Your provider will review all of your labs.
Hope you with you every single step of the way.
And I really, really think that's a a special feature of our practice is that you're never left in the dark.
You understand every step of this journey because it's confusing.
Right? It can be confusing to anyone, even medical providers who come see us.
It's it's a hard road to follow and stay on top of.
So We make sure you're not left in the dark.
Um, just heading to our website, Pinnacle fertility, you can easily book a consultation.
I'm also on Instagram as Doctor Courtney Murphy, where I hope to continue sharing educational videos to make this process seem more tangible and accessible for people and less scary.
So you come in equipped with the knowledge and what to expect in a visit.
Um, and then I chose really the takeaway from all that says knowledge is power.
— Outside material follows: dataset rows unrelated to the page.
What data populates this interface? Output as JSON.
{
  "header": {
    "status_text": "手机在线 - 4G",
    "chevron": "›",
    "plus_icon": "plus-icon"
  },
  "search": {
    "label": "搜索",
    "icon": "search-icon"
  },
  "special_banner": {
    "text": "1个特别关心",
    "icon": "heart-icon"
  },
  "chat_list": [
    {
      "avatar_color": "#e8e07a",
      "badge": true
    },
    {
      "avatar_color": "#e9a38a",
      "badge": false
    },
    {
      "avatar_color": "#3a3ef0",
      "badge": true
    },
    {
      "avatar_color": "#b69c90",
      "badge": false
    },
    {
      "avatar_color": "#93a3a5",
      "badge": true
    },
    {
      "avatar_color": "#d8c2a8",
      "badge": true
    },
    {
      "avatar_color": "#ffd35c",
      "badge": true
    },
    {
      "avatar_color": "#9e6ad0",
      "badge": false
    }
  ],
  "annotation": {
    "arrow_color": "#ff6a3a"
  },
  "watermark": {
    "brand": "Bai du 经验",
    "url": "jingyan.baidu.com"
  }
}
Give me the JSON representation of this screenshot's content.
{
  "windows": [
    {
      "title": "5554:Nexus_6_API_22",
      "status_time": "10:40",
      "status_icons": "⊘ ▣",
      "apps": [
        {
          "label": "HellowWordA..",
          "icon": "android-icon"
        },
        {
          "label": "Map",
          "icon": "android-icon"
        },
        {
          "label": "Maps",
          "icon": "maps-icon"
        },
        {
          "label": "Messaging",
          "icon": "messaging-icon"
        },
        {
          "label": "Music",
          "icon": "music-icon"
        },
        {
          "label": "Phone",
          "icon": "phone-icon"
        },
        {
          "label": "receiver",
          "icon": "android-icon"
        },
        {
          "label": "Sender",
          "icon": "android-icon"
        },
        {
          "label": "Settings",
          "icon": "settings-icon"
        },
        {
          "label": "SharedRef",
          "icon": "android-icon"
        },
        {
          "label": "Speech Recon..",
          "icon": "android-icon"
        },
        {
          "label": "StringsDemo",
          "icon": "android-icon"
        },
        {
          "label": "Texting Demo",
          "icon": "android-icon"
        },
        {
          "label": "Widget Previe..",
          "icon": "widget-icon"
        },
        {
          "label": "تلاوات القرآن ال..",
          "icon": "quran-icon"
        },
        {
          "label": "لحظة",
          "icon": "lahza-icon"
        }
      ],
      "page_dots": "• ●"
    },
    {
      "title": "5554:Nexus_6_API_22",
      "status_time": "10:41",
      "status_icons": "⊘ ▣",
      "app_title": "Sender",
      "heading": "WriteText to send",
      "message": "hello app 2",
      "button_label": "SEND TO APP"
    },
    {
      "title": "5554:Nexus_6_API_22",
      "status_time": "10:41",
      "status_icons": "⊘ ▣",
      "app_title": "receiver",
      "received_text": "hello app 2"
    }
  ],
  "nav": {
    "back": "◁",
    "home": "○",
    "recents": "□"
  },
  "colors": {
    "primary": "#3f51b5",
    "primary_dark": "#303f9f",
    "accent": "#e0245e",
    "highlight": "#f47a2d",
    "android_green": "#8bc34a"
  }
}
Right? Our job as a fertility doctor isn't to prescribe what to do to you.
Of course, we're gonna give our input on based on our knowledge and our success rate, what's the best thing to get you a baby the quickest or what makes sense for you.
But our job is to educate you, right, educate you about your menstrual cycles.
What's normal? What's abnormal? How do we optimize things? And what are your options for building your family? So again, knowledge is power, and I want everybody to have that even maybe before they even start thinking about building your family.
Right? Which would be awesome? I know.
Absolutely.
That would be awesome.
Well, thank you again for being here.
I do wanna also state, even though she's in Illinois, it's not uncommon to travel to a doctor for your fertility treatments if it's somebody that you feel aligned with and that you, you know, just feel good about because this is a huge time money, lifelong investment in who you partner with on this.
So If you feel alignment with doctor Murphy and you're not in Illinois, you can still have a consult with her and or go to Chicago.
Chicago's a great city.
It fun lots of good food and shopping and all the good stuff.
So Um, don't feel that just because she's in Chicago and you're not doesn't mean you're not able to work with her.
I just wanna make that clear as well.
I appreciate that.
Yeah.
We're happy to see patients wherever our outreach is far.
Like you mentioned, we have patients that come from all over the country, even sometimes out side of the country.
So Right.
Well, thank you for your time today, and until we meet again.
Thank you so much for all the work you do too, Elizabeth.